Schreiben hat eine neue Geschichte.


      

Vom Laufen und Schreiben...  

 

...berichtet diese Website. Zum einen geht es allgemein um eine der schönsten Nebensachen der Welt; das Laufen. Im Besonderen werden die Läufer des Delligser Lauftreffs "unter die Lupe" genommen. Wettkämpfe, Vorbereitungen, Homestories und mehr.  

 

Dazu wird geschrieben. Über das Laufen, das Leben, die Liebe, und jedes andere Thema, das sich mit schwarzen Buchstaben auf weiße Seiten schreiben lässt.   

 

Im Bereich "Laufen" findet ihr Wettkampfberichte und Aktuelles von den Delligser Läufern.

 

"Schreiben" wird euch mit ein wenig Lesestoff versorgen. "Link oder Leben" hält den ein oder anderen Tipp für Euch parat und macht auf interessante Seiten aufmerksam.

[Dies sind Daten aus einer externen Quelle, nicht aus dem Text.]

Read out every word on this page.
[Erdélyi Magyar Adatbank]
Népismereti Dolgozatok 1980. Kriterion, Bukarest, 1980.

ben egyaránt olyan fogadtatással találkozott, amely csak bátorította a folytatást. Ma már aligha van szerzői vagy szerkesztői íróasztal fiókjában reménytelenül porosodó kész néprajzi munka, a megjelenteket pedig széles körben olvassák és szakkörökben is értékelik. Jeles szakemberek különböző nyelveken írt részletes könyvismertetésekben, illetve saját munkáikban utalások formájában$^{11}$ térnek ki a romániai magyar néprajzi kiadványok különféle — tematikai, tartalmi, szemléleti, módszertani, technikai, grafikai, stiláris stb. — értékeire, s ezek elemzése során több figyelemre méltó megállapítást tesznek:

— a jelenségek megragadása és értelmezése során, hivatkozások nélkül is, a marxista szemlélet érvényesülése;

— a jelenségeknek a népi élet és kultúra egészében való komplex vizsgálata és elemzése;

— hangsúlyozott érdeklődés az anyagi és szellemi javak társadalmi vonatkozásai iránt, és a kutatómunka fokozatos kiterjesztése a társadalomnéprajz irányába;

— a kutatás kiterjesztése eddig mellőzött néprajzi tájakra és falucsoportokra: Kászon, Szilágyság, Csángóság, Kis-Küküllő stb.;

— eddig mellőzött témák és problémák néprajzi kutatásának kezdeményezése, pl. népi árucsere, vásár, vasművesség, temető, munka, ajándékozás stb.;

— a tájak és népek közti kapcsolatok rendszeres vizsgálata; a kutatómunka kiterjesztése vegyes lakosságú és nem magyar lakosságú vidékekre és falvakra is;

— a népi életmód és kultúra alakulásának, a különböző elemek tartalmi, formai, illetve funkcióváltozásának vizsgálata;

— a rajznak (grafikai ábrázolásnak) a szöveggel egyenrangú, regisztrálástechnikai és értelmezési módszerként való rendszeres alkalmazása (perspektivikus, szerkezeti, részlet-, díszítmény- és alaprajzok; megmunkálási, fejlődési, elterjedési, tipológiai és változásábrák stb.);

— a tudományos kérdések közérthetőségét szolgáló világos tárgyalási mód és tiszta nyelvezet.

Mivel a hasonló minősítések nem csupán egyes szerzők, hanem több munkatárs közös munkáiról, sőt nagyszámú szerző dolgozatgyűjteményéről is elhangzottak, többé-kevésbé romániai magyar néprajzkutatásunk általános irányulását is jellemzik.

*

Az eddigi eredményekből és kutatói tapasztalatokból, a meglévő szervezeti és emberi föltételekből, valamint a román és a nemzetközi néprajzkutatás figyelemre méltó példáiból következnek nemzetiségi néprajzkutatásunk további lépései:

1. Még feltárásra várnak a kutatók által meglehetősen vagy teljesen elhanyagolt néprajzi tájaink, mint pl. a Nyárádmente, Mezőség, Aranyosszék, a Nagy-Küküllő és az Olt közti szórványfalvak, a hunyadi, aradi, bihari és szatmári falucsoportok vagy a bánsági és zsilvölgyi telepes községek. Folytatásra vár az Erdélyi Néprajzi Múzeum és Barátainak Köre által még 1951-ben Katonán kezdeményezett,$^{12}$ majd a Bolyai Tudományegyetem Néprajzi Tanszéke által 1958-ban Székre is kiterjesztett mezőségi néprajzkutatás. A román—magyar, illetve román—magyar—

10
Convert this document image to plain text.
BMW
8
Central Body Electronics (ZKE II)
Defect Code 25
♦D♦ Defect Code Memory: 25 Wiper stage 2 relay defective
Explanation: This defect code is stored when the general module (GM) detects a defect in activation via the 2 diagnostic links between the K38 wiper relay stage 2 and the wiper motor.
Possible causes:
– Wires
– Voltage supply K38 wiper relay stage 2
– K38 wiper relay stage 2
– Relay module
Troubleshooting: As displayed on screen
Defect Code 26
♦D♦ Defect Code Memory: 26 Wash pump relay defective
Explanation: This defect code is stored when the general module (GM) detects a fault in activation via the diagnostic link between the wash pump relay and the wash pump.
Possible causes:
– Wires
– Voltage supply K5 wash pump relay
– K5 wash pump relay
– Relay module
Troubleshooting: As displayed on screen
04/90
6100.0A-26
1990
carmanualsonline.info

Im "Gästebuch" könnt ihre berichten, wie Euch die Seite gefällt, oder auch nicht.  
 



Jung, schnell, schön, blöd?

 

Das ist die Frage, die ich  mir gerade stelle. Lutz hat mir einen Schwung Laufzeitungen aus diesem Jahr mitgebracht, die er durch hat. Ich kann ja mal reinschauen. Wer weiß, vielleicht kann man noch was lernen. Ich bin da allerdings skeptisch. Das fängt bereits mit dem Blick auf die fünf Exemplare des Blattes an. Die umfassen den Zeitraum von März bis August 2017 und sind so offensichtlich gleich geschaltet, dass einem neutralen Beobachter angst und bange wird.

 

Es fängt damit an, dass auf allen fünf Magazinen jeweils eine junge, bildhübsche Frau abgebildet ist, deren Gesichtsausdruck nur wenige Schlüsse zulässt. Entweder haben die jungen Damen gerade exquisite Drogen genommen oder leiden an nicht mehr abstellbarer guter Laune. Ich weiß es nicht. Was mich als Lauftrainer dabei am meisten ins Grübeln bringt, ist der Beinstand der Mädels, die allesamt beim Laufen fotografiert wurden. Bei keiner der Damen gibt es einen Bodenkontakt mit den Füßen. Okay, das kenne ich. Solche Bilder suche sogar ich Foto-Laie aus, wenn ich einen Bericht zur örtlichen Presse schicke. Was die nach hinten hochgeworfenen Beine angeht, sehe ich auf den ersten Blick, dass hier Kilometerzeiten von 3:30 Minuten bis 4:00 Minuten gelaufen werden. Man sieht, was schnell ist. Bei der aktuellen regionalen Laufszene in unserem Land weiß ich auch, dass es nur eine Hand voller Frauen gibt, die solche Zeiten tatsächlich über mehrere Kilometer laufen können. Ganz nebenbei ist das verdammt harte Arbeit. Keine Frau, die das schafft, zieht in der Realität dieses glückliche „Mir ist der Braten aber wunderbar gelungen – Gesicht.“ Das ist gruselig.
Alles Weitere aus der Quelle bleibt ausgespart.